Import a few libraries you think you'll need (Or just import them as you go along!)
import pandas as pd
import numpy as np
import matplotlib.pyplot as plt
import seaborn as sns
%matplotlib inline
Read in the advertising.csv file and set it to a data frame called ad_data.
ad_data = pd.read_csv('D:/Data Science/Py-DS-ML-Bootcamp-master/Refactored_Py_DS_ML_Bootcamp-master/13-Logistic-Regression/advertising.csv')
Check the head of ad_data
ad_data.head()
Use info and describe() on ad_data
# It will give you information about your features prasent in your data frame
ad_data.info()
#It will provide us statistical information of numerical data in our data frame
ad_data.describe()
Let's use seaborn to explore the data!
I have Tried recreating the plots shown below!
sns.set_style('whitegrid')
ad_data['Age'].hist(bins=30)
plt.xlabel('Age')
sns.jointplot(x='Age',y='Area Income',data=ad_data)
In above graph it is clear that there is a trend between age and income. Graph tells us most of the people have started earning at the age of 20 and there income get increases with the time but at the age of 50 their income started decreasing, which is obvious
sns.jointplot(x='Age',y='Daily Time Spent on Site',data=ad_data,color='red',kind='kde');
Create a jointplot of 'Daily Time Spent on Site' vs. 'Daily Internet Usage'
sns.jointplot(x='Daily Time Spent on Site',y='Daily Internet Usage',data=ad_data,color='green')
As we can see in the above graph there are clear two cluster present in our data one for those users who spent less time on site and there usages is low too. Another one is for those users whose daily spent time is high and internet usage is high too. To understand the relationship in more detail lets create a pair plot
sns.pairplot(ad_data,hue='Clicked on Ad',palette='bwr')
From above graph, We can find several relationship between the features such as age and income and time spent on website etc..
Now it's time to do a train test split, and train our model!
We'll have the freedom here to choose columns that we want to train on!
Split the data into training set and testing set using train_test_split
from sklearn.model_selection import train_test_split
#Define x and y features in data frame.
X = ad_data[['Daily Time Spent on Site', 'Age', 'Area Income','Daily Internet Usage', 'Male']]
y = ad_data['Clicked on Ad']
#Split data into train and test
X_train, X_test, y_train, y_test = train_test_split(X, y, test_size=0.33, random_state=42)
Train and fit a logistic regression model on the training set.

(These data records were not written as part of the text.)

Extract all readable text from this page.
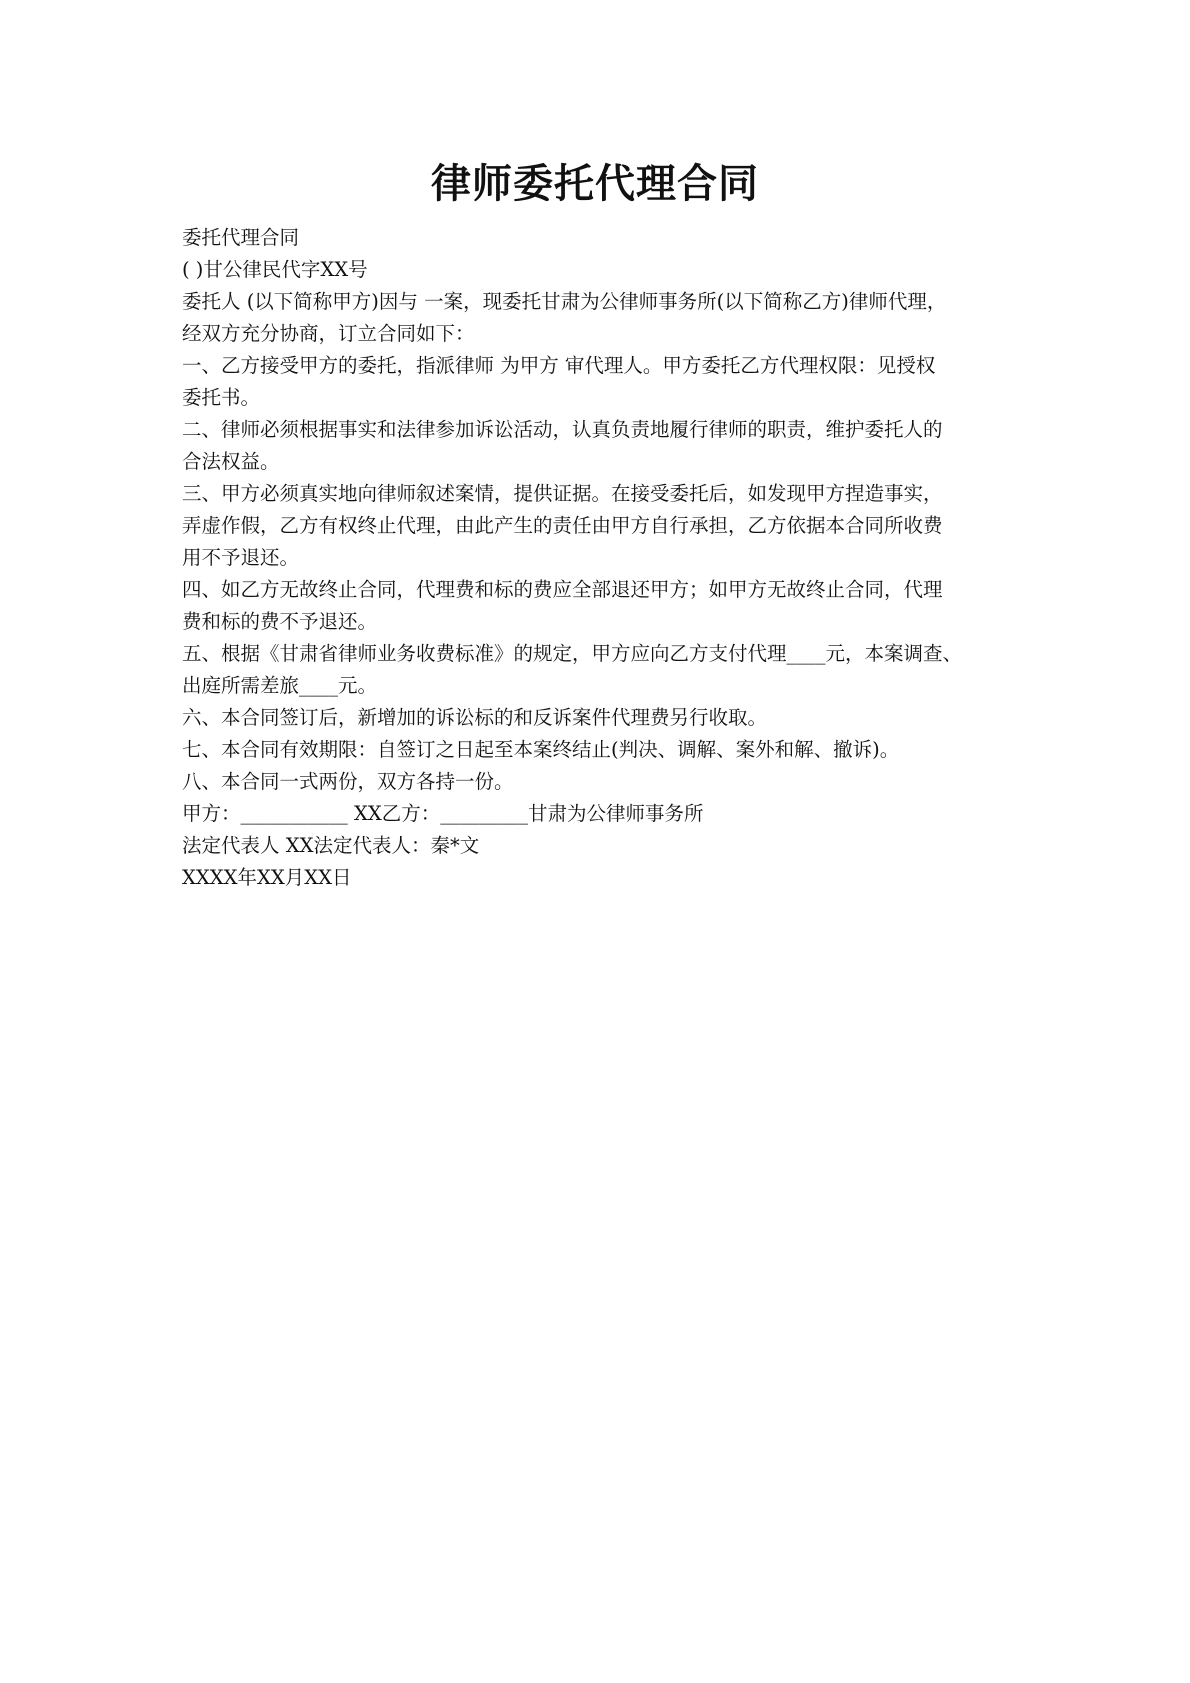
律师委托代理合同
委托代理合同
( )甘公律民代字XX号
委托人 (以下简称甲方)因与 一案，现委托甘肃为公律师事务所(以下简称乙方)律师代理，
经双方充分协商，订立合同如下：
一、乙方接受甲方的委托，指派律师 为甲方 审代理人。甲方委托乙方代理权限：见授权
委托书。
二、律师必须根据事实和法律参加诉讼活动，认真负责地履行律师的职责，维护委托人的
合法权益。
三、甲方必须真实地向律师叙述案情，提供证据。在接受委托后，如发现甲方捏造事实，
弄虚作假，乙方有权终止代理，由此产生的责任由甲方自行承担，乙方依据本合同所收费
用不予退还。
四、如乙方无故终止合同，代理费和标的费应全部退还甲方；如甲方无故终止合同，代理
费和标的费不予退还。
五、根据《甘肃省律师业务收费标准》的规定，甲方应向乙方支付代理____元，本案调查、
出庭所需差旅____元。
六、本合同签订后，新增加的诉讼标的和反诉案件代理费另行收取。
七、本合同有效期限：自签订之日起至本案终结止(判决、调解、案外和解、撤诉)。
八、本合同一式两份，双方各持一份。
甲方：___________ XX乙方：_________甘肃为公律师事务所
法定代表人 XX法定代表人：秦*文
XXXX年XX月XX日
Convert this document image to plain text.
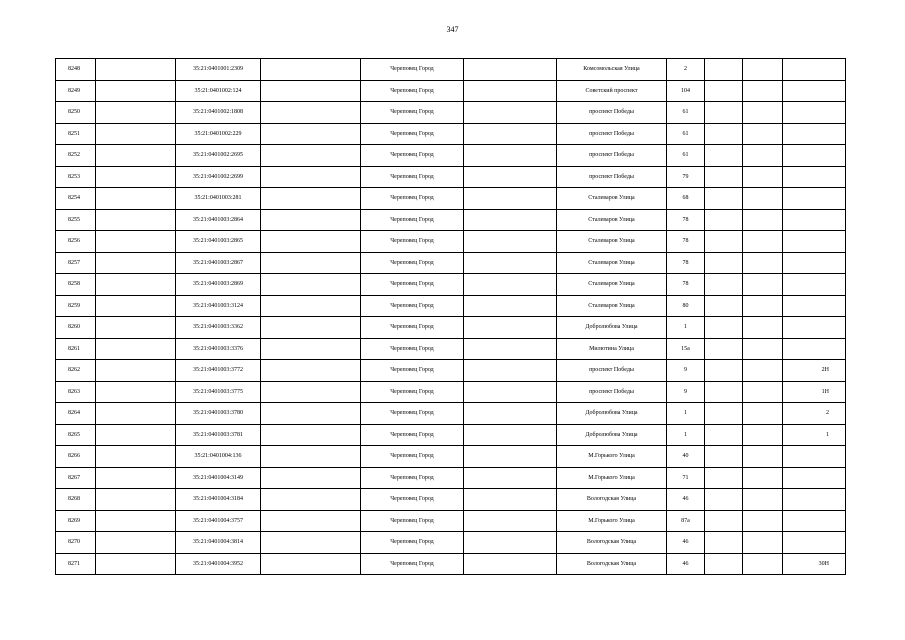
347
8248		35:21:0401001:2309		Череповец Город		Комсомольская Улица	2			
8249		35:21:0401002:124		Череповец Город		Советский проспект	104			
8250		35:21:0401002:1808		Череповец Город		проспект Победы	61			
8251		35:21:0401002:229		Череповец Город		проспект Победы	61			
8252		35:21:0401002:2695		Череповец Город		проспект Победы	61			
8253		35:21:0401002:2699		Череповец Город		проспект Победы	79			
8254		35:21:0401003:281		Череповец Город		Сталеваров Улица	68			
8255		35:21:0401003:2864		Череповец Город		Сталеваров Улица	78			
8256		35:21:0401003:2865		Череповец Город		Сталеваров Улица	78			
8257		35:21:0401003:2867		Череповец Город		Сталеваров Улица	78			
8258		35:21:0401003:2869		Череповец Город		Сталеваров Улица	78			
8259		35:21:0401003:3124		Череповец Город		Сталеваров Улица	80			
8260		35:21:0401003:3362		Череповец Город		Добролюбова Улица	1			
8261		35:21:0401003:3376		Череповец Город		Милютина Улица	15а			
8262		35:21:0401003:3772		Череповец Город		проспект Победы	9			2Н
8263		35:21:0401003:3775		Череповец Город		проспект Победы	9			1Н
8264		35:21:0401003:3780		Череповец Город		Добролюбова Улица	1			2
8265		35:21:0401003:3781		Череповец Город		Добролюбова Улица	1			1
8266		35:21:0401004:136		Череповец Город		М.Горького Улица	40			
8267		35:21:0401004:3149		Череповец Город		М.Горького Улица	71			
8268		35:21:0401004:3184		Череповец Город		Вологодская Улица	46			
8269		35:21:0401004:3757		Череповец Город		М.Горького Улица	87а			
8270		35:21:0401004:3814		Череповец Город		Вологодская Улица	46			
8271		35:21:0401004:3952		Череповец Город		Вологодская Улица	46			30Н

#Import logistic regression library
from sklearn.linear_model import LogisticRegression
#Apply logistic algorithm
logmodel = LogisticRegression()
logmodel.fit(X_train,y_train)
Now predict values for the testing data.
predictions = logmodel.predict(X_test)
Create a classification report for the model.
from sklearn.metrics import classification_report,confusion_matrix
print(classification_report(y_test,predictions))
From above report we are getting 91% accuracy which is not bad.
print(confusion_matrix(y_test,predictions))
We have some miss labeled data(24,6), but as per our data size its not that big so we can ignore that.